24.3.09

Foguete

 
   No quintal, atrás da igreja, nós nos divertíamos como não se faz num punhado de aulas chatas. Apenas nós dois - um rapaz barbado com sua impecável jaqueta de couro e uma moça loura de cabelos compridos com a roupa do uniforme ao avesso no chão. O sorriso no rosto dele era de "somos invencíveis." e a garota não sabia nem o que pensar, queria mais viver como um foguete - sempre em disparada.

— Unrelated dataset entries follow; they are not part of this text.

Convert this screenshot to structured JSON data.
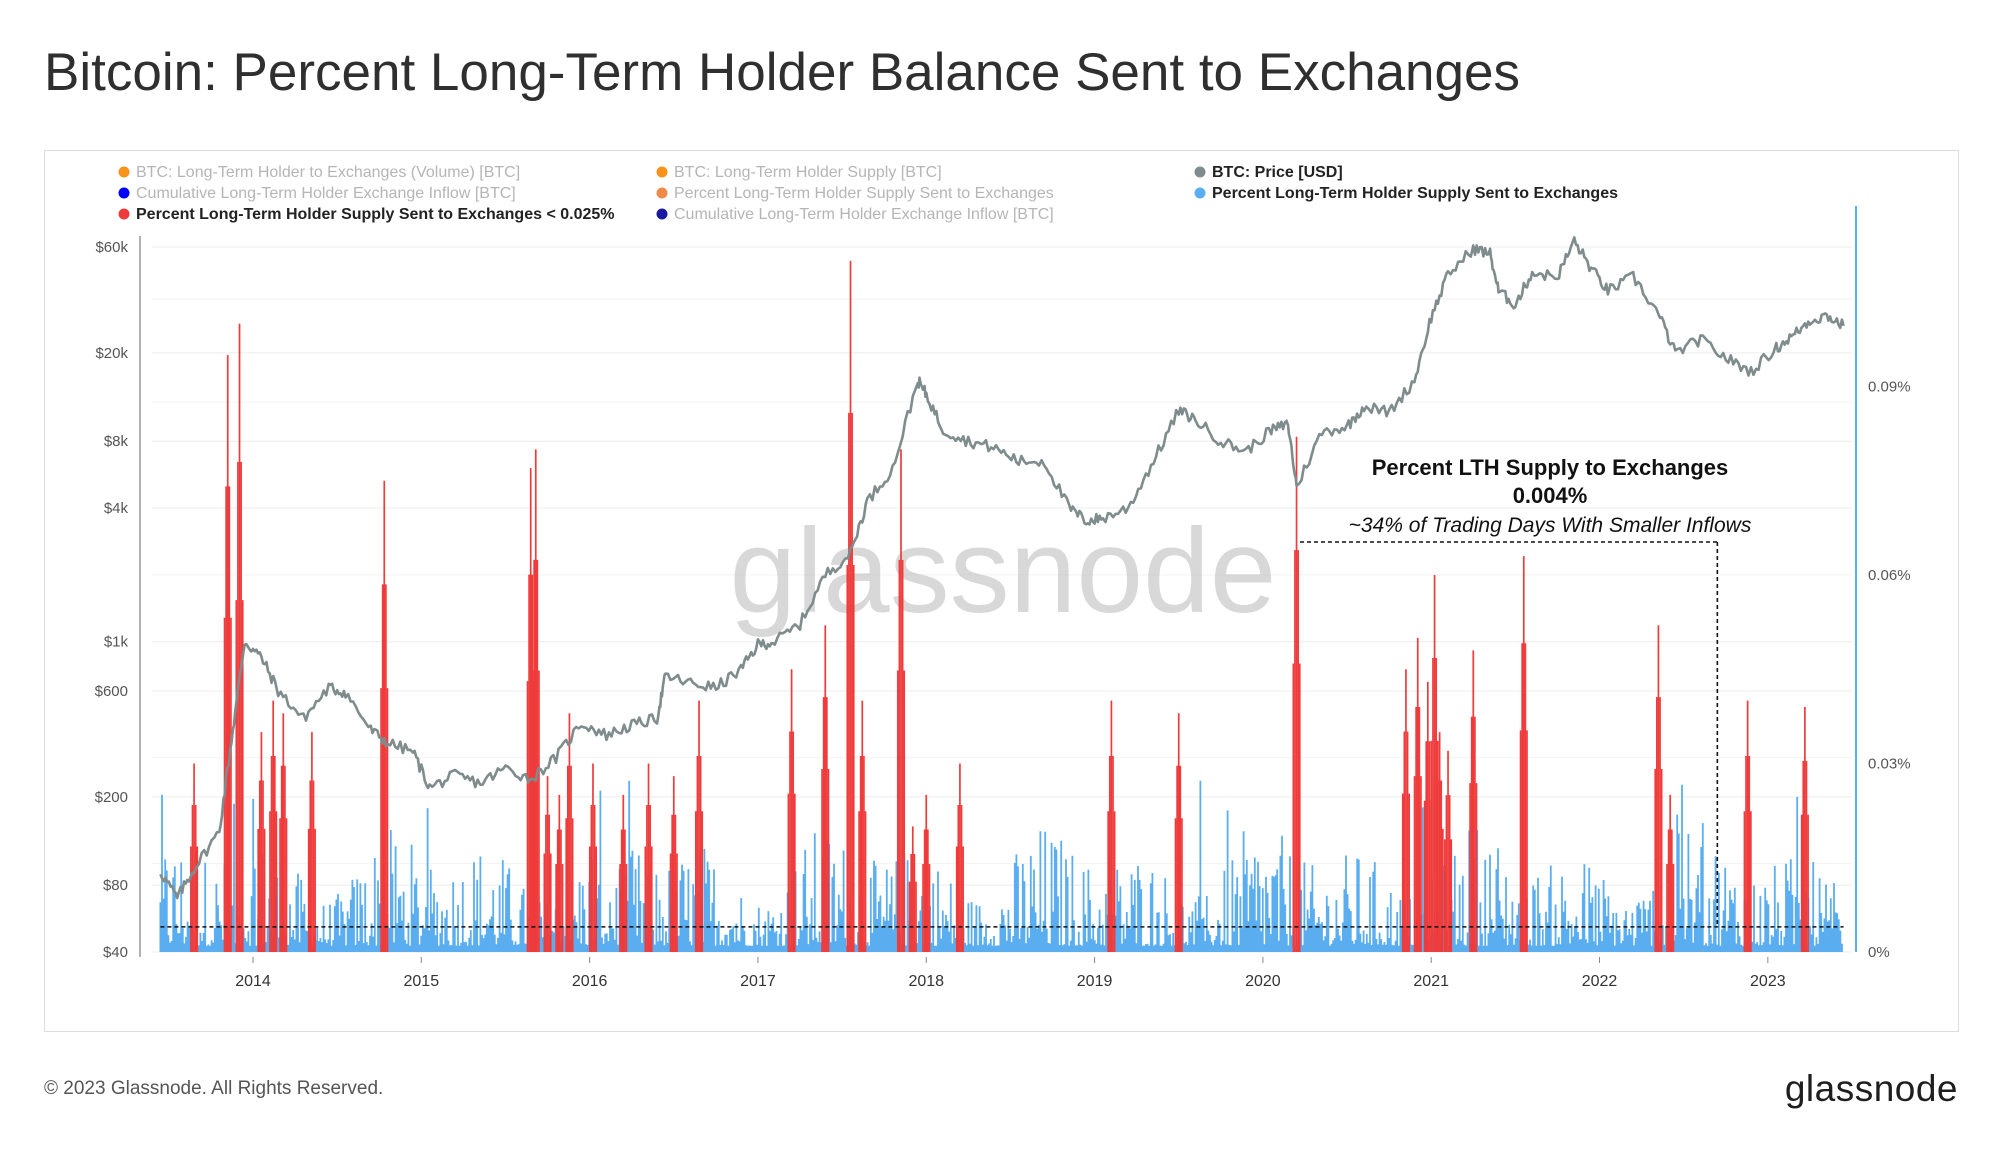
{
  "title": "Bitcoin: Percent Long-Term Holder Balance Sent to Exchanges",
  "footer": "© 2023 Glassnode. All Rights Reserved.",
  "brand": "glassnode",
  "watermark": "glassnode",
  "legend": [
    {
      "label": "BTC: Long-Term Holder to Exchanges (Volume) [BTC]",
      "color": "#f7931a",
      "active": false
    },
    {
      "label": "BTC: Long-Term Holder Supply [BTC]",
      "color": "#f7931a",
      "active": false
    },
    {
      "label": "BTC: Price [USD]",
      "color": "#7f8c8d",
      "active": true
    },
    {
      "label": "Cumulative Long-Term Holder Exchange Inflow [BTC]",
      "color": "#0000ff",
      "active": false
    },
    {
      "label": "Percent Long-Term Holder Supply Sent to Exchanges",
      "color": "#f08a4b",
      "active": false
    },
    {
      "label": "Percent Long-Term Holder Supply Sent to Exchanges",
      "color": "#5aaef0",
      "active": true
    },
    {
      "label": "Percent Long-Term Holder Supply Sent to Exchanges < 0.025%",
      "color": "#ef3b3b",
      "active": true
    },
    {
      "label": "Cumulative Long-Term Holder Exchange Inflow [BTC]",
      "color": "#1a1aa0",
      "active": false
    }
  ],
  "annotation": {
    "line1": "Percent LTH Supply to Exchanges",
    "line2": "0.004%",
    "line3": "~34% of Trading Days With Smaller Inflows"
  },
  "colors": {
    "price": "#7f8c8d",
    "bars": "#5aaef0",
    "spikes": "#ef3b3b",
    "right_axis": "#5aaef0"
  },
  "chart_data": {
    "type": "line",
    "x_ticks": [
      "2014",
      "2015",
      "2016",
      "2017",
      "2018",
      "2019",
      "2020",
      "2021",
      "2022",
      "2023"
    ],
    "left_axis": {
      "label": "",
      "scale": "log",
      "ticks": [
        "$40",
        "$80",
        "$200",
        "$600",
        "$1k",
        "$4k",
        "$8k",
        "$20k",
        "$60k"
      ],
      "tick_values": [
        40,
        80,
        200,
        600,
        1000,
        4000,
        8000,
        20000,
        60000
      ]
    },
    "right_axis": {
      "label": "",
      "ticks": [
        "0%",
        "0.03%",
        "0.06%",
        "0.09%"
      ],
      "tick_values": [
        0,
        0.03,
        0.06,
        0.09
      ],
      "max": 0.12
    },
    "threshold_pct": 0.004,
    "threshold_until_year": 2022.7,
    "series": [
      {
        "name": "BTC: Price [USD]",
        "axis": "left",
        "points": [
          [
            2013.45,
            92
          ],
          [
            2013.55,
            70
          ],
          [
            2013.65,
            95
          ],
          [
            2013.8,
            140
          ],
          [
            2013.88,
            400
          ],
          [
            2013.95,
            1000
          ],
          [
            2014.05,
            850
          ],
          [
            2014.15,
            600
          ],
          [
            2014.3,
            450
          ],
          [
            2014.45,
            620
          ],
          [
            2014.55,
            590
          ],
          [
            2014.7,
            400
          ],
          [
            2014.8,
            350
          ],
          [
            2014.95,
            320
          ],
          [
            2015.05,
            220
          ],
          [
            2015.2,
            250
          ],
          [
            2015.35,
            230
          ],
          [
            2015.5,
            270
          ],
          [
            2015.65,
            240
          ],
          [
            2015.8,
            300
          ],
          [
            2015.95,
            430
          ],
          [
            2016.1,
            380
          ],
          [
            2016.25,
            420
          ],
          [
            2016.4,
            450
          ],
          [
            2016.45,
            700
          ],
          [
            2016.6,
            650
          ],
          [
            2016.75,
            620
          ],
          [
            2016.9,
            750
          ],
          [
            2017.0,
            970
          ],
          [
            2017.1,
            1000
          ],
          [
            2017.25,
            1200
          ],
          [
            2017.4,
            2000
          ],
          [
            2017.55,
            2500
          ],
          [
            2017.65,
            4300
          ],
          [
            2017.8,
            6000
          ],
          [
            2017.95,
            15000
          ],
          [
            2018.0,
            13000
          ],
          [
            2018.1,
            9000
          ],
          [
            2018.25,
            8000
          ],
          [
            2018.4,
            7500
          ],
          [
            2018.55,
            6500
          ],
          [
            2018.7,
            6500
          ],
          [
            2018.85,
            4000
          ],
          [
            2018.95,
            3500
          ],
          [
            2019.05,
            3600
          ],
          [
            2019.2,
            4000
          ],
          [
            2019.35,
            6500
          ],
          [
            2019.5,
            11000
          ],
          [
            2019.6,
            10000
          ],
          [
            2019.75,
            8000
          ],
          [
            2019.9,
            7200
          ],
          [
            2020.05,
            9000
          ],
          [
            2020.15,
            9500
          ],
          [
            2020.2,
            5000
          ],
          [
            2020.35,
            8800
          ],
          [
            2020.5,
            9300
          ],
          [
            2020.6,
            11500
          ],
          [
            2020.75,
            10800
          ],
          [
            2020.9,
            15000
          ],
          [
            2021.0,
            29000
          ],
          [
            2021.1,
            45000
          ],
          [
            2021.25,
            59000
          ],
          [
            2021.35,
            56000
          ],
          [
            2021.4,
            38000
          ],
          [
            2021.5,
            33000
          ],
          [
            2021.6,
            46000
          ],
          [
            2021.75,
            44000
          ],
          [
            2021.85,
            64000
          ],
          [
            2021.95,
            48000
          ],
          [
            2022.05,
            38000
          ],
          [
            2022.2,
            44000
          ],
          [
            2022.35,
            30000
          ],
          [
            2022.45,
            20000
          ],
          [
            2022.6,
            23000
          ],
          [
            2022.75,
            19000
          ],
          [
            2022.9,
            16500
          ],
          [
            2023.05,
            21000
          ],
          [
            2023.15,
            24000
          ],
          [
            2023.25,
            28000
          ],
          [
            2023.35,
            29500
          ],
          [
            2023.45,
            26500
          ]
        ]
      },
      {
        "name": "Percent Long-Term Holder Supply Sent to Exchanges < 0.025%",
        "axis": "right",
        "spikes": [
          [
            2013.65,
            0.03
          ],
          [
            2013.85,
            0.095
          ],
          [
            2013.92,
            0.1
          ],
          [
            2014.05,
            0.035
          ],
          [
            2014.12,
            0.04
          ],
          [
            2014.18,
            0.038
          ],
          [
            2014.35,
            0.035
          ],
          [
            2014.78,
            0.075
          ],
          [
            2015.65,
            0.077
          ],
          [
            2015.68,
            0.08
          ],
          [
            2015.75,
            0.028
          ],
          [
            2015.82,
            0.025
          ],
          [
            2015.88,
            0.038
          ],
          [
            2016.02,
            0.03
          ],
          [
            2016.2,
            0.025
          ],
          [
            2016.35,
            0.03
          ],
          [
            2016.5,
            0.028
          ],
          [
            2016.65,
            0.04
          ],
          [
            2017.2,
            0.045
          ],
          [
            2017.4,
            0.052
          ],
          [
            2017.55,
            0.11
          ],
          [
            2017.62,
            0.04
          ],
          [
            2017.85,
            0.08
          ],
          [
            2017.92,
            0.02
          ],
          [
            2018.0,
            0.025
          ],
          [
            2018.2,
            0.03
          ],
          [
            2019.1,
            0.04
          ],
          [
            2019.5,
            0.038
          ],
          [
            2020.2,
            0.082
          ],
          [
            2020.85,
            0.045
          ],
          [
            2020.92,
            0.05
          ],
          [
            2020.98,
            0.043
          ],
          [
            2021.02,
            0.06
          ],
          [
            2021.05,
            0.035
          ],
          [
            2021.1,
            0.032
          ],
          [
            2021.25,
            0.048
          ],
          [
            2021.55,
            0.063
          ],
          [
            2022.35,
            0.052
          ],
          [
            2022.42,
            0.025
          ],
          [
            2022.88,
            0.04
          ],
          [
            2023.22,
            0.039
          ]
        ]
      },
      {
        "name": "Percent Long-Term Holder Supply Sent to Exchanges",
        "axis": "right",
        "typical_range": [
          0.001,
          0.022
        ]
      }
    ]
  }
}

   Anjo e Anjinha. Anjo Bom e Anjo Mau. Ângelo e Ângela. Se assaltássemos bancos nos estados unidos, faríamos sucesso pelo nosso estilo de... Sei lá, vilões carismáticos. Na verdade, só duas pessoas que não suportavam filmes orientais/europeus lentos e chatos.
   Ele tinha um revolver que poderia destruir sua vida - e sabia. Ela tinha um filho na barriga. Eu lembro que pensei que aquele dia seria o primeiro dia do resto das nossas vidas, foi intuição. Quando nós chegamos ao auge, a garota soltou um gemido exagerado, o rapaz estava em êxtase e alguém havia percebido que estavam profanando espaço religioso.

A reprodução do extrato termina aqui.